Extrait du site https://www.france-jeunes.net

L'adieu aux armes


C'est calme, pour une fois. C'est peut être parce qu'on s'en va. Mais un peu de jungle, ce serait cool. Enfin, on ne peut pas tout avoir. Le silence, c'est bon.



C'est bon le silence.
Une détonation dans le lointain. Putain de canon. C'est même plus les nôtres. On a plus le droit de tirer depuis que le président Nixon a lancé le mot "vietnamisation". Un mot qui n'existe même pas, à ce qu'il parait. Sale con.
En gros, on devrait passer nos flingues aux citrons pour que ce soient eux qui tirent sur les rouges à notre place, mais moi, je passe pas mon flingue, il m'a trop sauvé la vie, je l'aime trop, et il m'aime trop aussi.
Merde, j'ai fini ma clope. J'en ai plus. Je demande à la jungle si elle en a une. Elle me répond que non, que j'en ai une dans ma poche. Je regarde. Je l'avais pas vue, mais par contre j'ai pas de feu. J'en demande au soleil, il en a toujours. Il en a. Il m'allume ma clope, il est sympa le soleil.
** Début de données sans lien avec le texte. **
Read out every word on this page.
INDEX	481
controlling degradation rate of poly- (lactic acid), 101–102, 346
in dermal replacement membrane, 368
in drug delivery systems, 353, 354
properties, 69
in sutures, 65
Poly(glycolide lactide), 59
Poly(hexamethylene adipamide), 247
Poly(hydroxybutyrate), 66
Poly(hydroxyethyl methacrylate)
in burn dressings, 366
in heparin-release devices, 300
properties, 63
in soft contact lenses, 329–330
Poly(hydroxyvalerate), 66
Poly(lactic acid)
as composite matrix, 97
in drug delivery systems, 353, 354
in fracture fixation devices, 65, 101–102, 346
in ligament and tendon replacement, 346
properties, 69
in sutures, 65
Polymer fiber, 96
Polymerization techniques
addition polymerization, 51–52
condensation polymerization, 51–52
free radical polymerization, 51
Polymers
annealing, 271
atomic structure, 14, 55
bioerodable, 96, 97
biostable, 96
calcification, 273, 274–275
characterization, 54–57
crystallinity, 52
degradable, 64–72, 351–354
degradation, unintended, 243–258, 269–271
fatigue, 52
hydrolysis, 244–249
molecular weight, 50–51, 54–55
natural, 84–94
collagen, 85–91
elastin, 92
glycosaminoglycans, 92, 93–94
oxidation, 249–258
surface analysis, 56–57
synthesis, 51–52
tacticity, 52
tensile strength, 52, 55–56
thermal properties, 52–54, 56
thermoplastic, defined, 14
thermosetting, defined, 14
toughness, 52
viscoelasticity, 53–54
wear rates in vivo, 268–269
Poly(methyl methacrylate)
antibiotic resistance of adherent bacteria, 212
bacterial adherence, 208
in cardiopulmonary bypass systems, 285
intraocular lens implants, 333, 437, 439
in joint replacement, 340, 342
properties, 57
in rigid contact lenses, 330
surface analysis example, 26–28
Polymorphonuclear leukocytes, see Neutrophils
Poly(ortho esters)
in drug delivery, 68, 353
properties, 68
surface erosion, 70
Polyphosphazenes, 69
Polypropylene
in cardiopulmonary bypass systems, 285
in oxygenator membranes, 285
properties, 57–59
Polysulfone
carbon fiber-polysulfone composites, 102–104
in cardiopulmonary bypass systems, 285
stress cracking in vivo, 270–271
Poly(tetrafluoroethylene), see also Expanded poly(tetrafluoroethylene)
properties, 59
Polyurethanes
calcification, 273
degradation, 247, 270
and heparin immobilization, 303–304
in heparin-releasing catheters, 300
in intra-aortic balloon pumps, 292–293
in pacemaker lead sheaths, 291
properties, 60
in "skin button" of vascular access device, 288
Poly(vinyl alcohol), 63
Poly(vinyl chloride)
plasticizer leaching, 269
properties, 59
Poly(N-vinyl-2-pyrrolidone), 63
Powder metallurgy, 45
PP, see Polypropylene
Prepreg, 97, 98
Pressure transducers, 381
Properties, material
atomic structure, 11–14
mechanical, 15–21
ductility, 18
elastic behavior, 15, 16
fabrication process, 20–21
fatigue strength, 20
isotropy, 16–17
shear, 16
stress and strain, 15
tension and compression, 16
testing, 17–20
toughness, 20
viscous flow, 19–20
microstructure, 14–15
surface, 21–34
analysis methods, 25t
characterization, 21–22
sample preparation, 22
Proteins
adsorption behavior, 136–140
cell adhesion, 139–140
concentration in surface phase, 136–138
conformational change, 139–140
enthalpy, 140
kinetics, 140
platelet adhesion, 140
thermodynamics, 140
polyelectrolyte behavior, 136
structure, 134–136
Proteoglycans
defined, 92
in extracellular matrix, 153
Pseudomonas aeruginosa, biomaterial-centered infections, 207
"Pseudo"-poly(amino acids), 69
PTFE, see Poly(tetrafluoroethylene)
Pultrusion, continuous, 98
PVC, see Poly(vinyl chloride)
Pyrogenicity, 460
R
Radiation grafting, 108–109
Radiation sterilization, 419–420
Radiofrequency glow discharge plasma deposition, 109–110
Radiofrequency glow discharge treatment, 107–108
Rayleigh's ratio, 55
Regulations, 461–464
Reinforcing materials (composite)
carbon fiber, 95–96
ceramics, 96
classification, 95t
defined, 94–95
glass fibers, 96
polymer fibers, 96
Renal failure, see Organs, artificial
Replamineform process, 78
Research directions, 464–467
L'hélicoptère fait tourner ses pales. Cà fait un bruit d'enfer. Salaud l'hélicoptère. On est censé être rapatrié. On nous avait promis qu'un beau jour, comme celui-là, on devait finir par rentrer chez nous, trouver un job, mais la plupart d'entre nous n'a pas fini ses études, et à ce qu'il paraît, c'est la merde en ce moment à la maison. Plus de job, trop de monde,... En plus de ça, on n'aura plus personne sur qui tirer. Je les aimais bien, moi, les chinetoques et les viets, même s'ils nous tiraient dessus, mais on leur tirait dessus aussi, c'était qu'un jeu, c'est tout...
L'hélicoptère gueule plus fort. Cà doit vouloir dire qu'il va tarder à s'envoler. On devrait y aller, mais on reste tous là à fumer notre merde sans rien dire. On pense à la maison.
Pour la première fois en des années, -des siècles, qui sait ? - on pense qu'on aimait trop la guerre, et maintenant, on devrait prononcer l'adieu aux armes, mais on veut pas, on ne peut pas.
Un cri. Ou plutôt un chant. On l'aime ce chant, il chante bien. C'est un AK-47, ça veut dire que c'est le moment où on tire. La jungle toute entière crie, elle nous appelle, elle veut jouer. Dans les grands moments, les grands dragons venaient et crachaient le feu qui sent l'essence sur la jungle, mais ils ont trouvé mieux depuis quelque temps, "l'agent orange" qu'ils appellent çà. Une espèce de gaz à la con qui fait tomber les feuilles et les bridés, mais c'est moins marrant et çà pue.

La jungle crie bien et fort, on y va. Ils nous ont laissé les flingues, on tire. C'était bon, on tirait, et on se posait pas de question à propos d'après, tout ce qu'on savait, c'est qu'on tirait et que des citrons tombaient de l'autre côté du canon, mais maintenant, c'est différent, on sait que c'est la dernière fois qu'on tire.
C'est peut être çà, l'adieu aux armes.
J'ai très mal à la jambe, d'un coup. Je tombe. Mais la terre est sympa, elle amortit ma chute. Merci, la terre. Mon frère aussi tombe. Puis un autre. Tous mes frères tombent. L'hélicoptère va partir. La jungle crie plus fort. Un peu partout, elle accouche, des dizaines de jaunes. L'un d'entre eux vient jusqu'à moi. J'ai envie de rire. J'en ai tué des dizaines, et j'en avais jamais vu un d'aussi près. Je veux rire, mais je n'y arrive pas, il me braque son canon dans la gueule. Sale con. Mais c'est pas grave, je l'aime bien quand même. Jusque là, on a toujours gagné le jeu, maintenant, c'est lui qui gagne. Bravo, mec. Le soleil me réchauffe. Je suis bien.
J'entends un cri. Mon frère est mort. Puis plusieurs de mes frères meurent. Puis rien.
Le silence.

Je regarde l'hélicoptère partir là d'où viennent les oiseaux, les avions et les hélicoptères. Puis le soleil me lance de la lumière. Beaucoup. Puis plus rien.
L'adieu aux armes se fait dans la lumière.